Brillaba una enorme luna llena y avanzaban rápido. Mario se puso en alerta. «¿Los ha oído, padre?». Los aullidos se intensificaron.

—Estos también quieren comer. Enciende las antorchas y coge el látigo. No dejes que se acerquen. ¡Arre! Mulitas, a correr, que ya habéis descansao.

Pronto tuvieron encima la manada de lobos. Mario, en la parte de atrás, agitaba las antorchas sin descanso y descargaba imponentes latigazos. Pedro, además de sujetar las riendas, manejaba el látigo con maestría. Entre ambos los mantuvieron a raya, hasta que los fueron dejando atrás. Con las primeras luces llegaron a Puebla de Sanabria. Llevaron las mulas a un establo de alquiler. Pagaron el forraje en especie y por anticipado. «Voy a ver si sonsaco información —dijo Pedro—. No pierdas de vista el carro y las mulas, hay mucho mangante». Mario paseaba la calle y miraba la cuadra a intervalos. En uno de ellos, descubrió a un hombre robando la cebada de las mulas. Cogió la tranca del carro y se fue a él. El bribón le disparó y huyó. La bala hirió a Mario en un brazo. Se vendó con un trapo como pudo. Se lo calló por temor a demorar el viaje, la penicilina para José urgía. Siguiendo consejo, en Lubián tuvieron que alquilar dos bueyes. Los puertos de Padornelo y la Canda estaban helados. Complicado para las mulas.

Mario se removió en la trinchera. Ahora sí se aproximaban. Se movían con sigilo, pero él tenía el oído adiestrado. Rosales indicaba a sus hombres, mediante señas, que rodearan la casa.

—Hey, compadre, asome y explíqueme por qué sigue difamándome y asegurando que le vacié el almacén. —Una ráfaga de disparos cortó el aire—. No nos obligue a esto. —Mario les sorprendió por la retaguardia. Se volvieron.

—Rosales, di a tus esbirros que arrojen las armas. No cometas la estupidez de matarme o no verás más a tu hijo. Jamás lo encontrarías.

Uno de los hombres lo encañonó. Mario hizo saltar el arma con el látigo.

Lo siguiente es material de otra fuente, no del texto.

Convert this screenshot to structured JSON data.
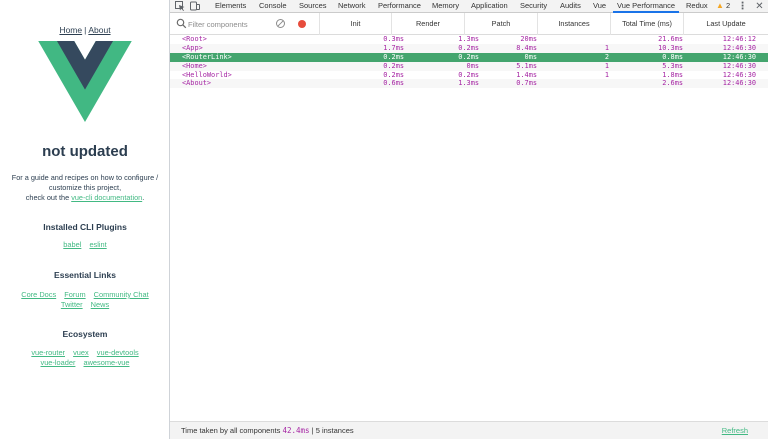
{
  "app": {
    "nav": {
      "home": "Home",
      "separator": "|",
      "about": "About"
    },
    "title": "not updated",
    "guide_line1": "For a guide and recipes on how to configure /",
    "guide_line2": "customize this project,",
    "guide_line3_prefix": "check out the",
    "guide_link": "vue-cli documentation",
    "guide_line3_suffix": ".",
    "plugins_heading": "Installed CLI Plugins",
    "plugins": [
      "babel",
      "eslint"
    ],
    "essential_heading": "Essential Links",
    "essential_row1": [
      "Core Docs",
      "Forum",
      "Community Chat"
    ],
    "essential_row2": [
      "Twitter",
      "News"
    ],
    "ecosystem_heading": "Ecosystem",
    "ecosystem_row1": [
      "vue-router",
      "vuex",
      "vue-devtools"
    ],
    "ecosystem_row2": [
      "vue-loader",
      "awesome-vue"
    ],
    "logo_colors": {
      "outer": "#41b883",
      "inner": "#35495e"
    }
  },
  "devtools": {
    "tabs": [
      "Elements",
      "Console",
      "Sources",
      "Network",
      "Performance",
      "Memory",
      "Application",
      "Security",
      "Audits",
      "Vue",
      "Vue Performance",
      "Redux"
    ],
    "active_tab": "Vue Performance",
    "warning_count": "2",
    "toolbar": {
      "filter_placeholder": "Filter components",
      "columns": [
        "Init",
        "Render",
        "Patch",
        "Instances",
        "Total Time (ms)",
        "Last Update"
      ]
    },
    "rows": [
      {
        "name": "<Root>",
        "init": "0.3ms",
        "render": "1.3ms",
        "patch": "20ms",
        "instances": "",
        "total": "21.6ms",
        "last": "12:46:12",
        "selected": false
      },
      {
        "name": "<App>",
        "init": "1.7ms",
        "render": "0.2ms",
        "patch": "8.4ms",
        "instances": "1",
        "total": "10.3ms",
        "last": "12:46:30",
        "selected": false
      },
      {
        "name": "<RouterLink>",
        "init": "0.2ms",
        "render": "0.2ms",
        "patch": "0ms",
        "instances": "2",
        "total": "0.8ms",
        "last": "12:46:30",
        "selected": true
      },
      {
        "name": "<Home>",
        "init": "0.2ms",
        "render": "0ms",
        "patch": "5.1ms",
        "instances": "1",
        "total": "5.3ms",
        "last": "12:46:30",
        "selected": false
      },
      {
        "name": "<HelloWorld>",
        "init": "0.2ms",
        "render": "0.2ms",
        "patch": "1.4ms",
        "instances": "1",
        "total": "1.8ms",
        "last": "12:46:30",
        "selected": false
      },
      {
        "name": "<About>",
        "init": "0.6ms",
        "render": "1.3ms",
        "patch": "0.7ms",
        "instances": "",
        "total": "2.6ms",
        "last": "12:46:30",
        "selected": false
      }
    ],
    "status": {
      "prefix": "Time taken by all components",
      "total": "42.4ms",
      "separator": "|",
      "instances": "5 instances",
      "refresh": "Refresh"
    },
    "colors": {
      "selected_row": "#44a56e",
      "component_text": "#a626a4",
      "active_tab_underline": "#1a73e8",
      "record": "#e74c3c",
      "link": "#42b983"
    },
    "icons": [
      "inspect-icon",
      "device-toggle-icon",
      "warning-icon",
      "more-vert-icon",
      "close-icon",
      "search-icon",
      "clear-icon",
      "record-icon"
    ]
  }
}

—¿¡Quién le dio la orden de disparar, pendejo!? —gritó Rosales al tirador y lo golpeó. Luego se dirigió a Mario—. ¿Se burla de mí, compadre?

—Yo nunca miento. Si te queda un ápice de inteligencia, escucha con atención. Lo que te llevaste de mi almacén, y yo mismo lo presencié, ya no me pertenecía. Acababa de venderlo. El comprador es una persona poderosa y se siente agraviado. Para él eres insignificante. Tiene a tu vástago, yo mismo se lo llevé, y ha cantado. Si no devuelves lo robado, su vida no será la única que peligre. Te diré donde tienes que entregarlo. Allí mismo recuperarás a tu retoño.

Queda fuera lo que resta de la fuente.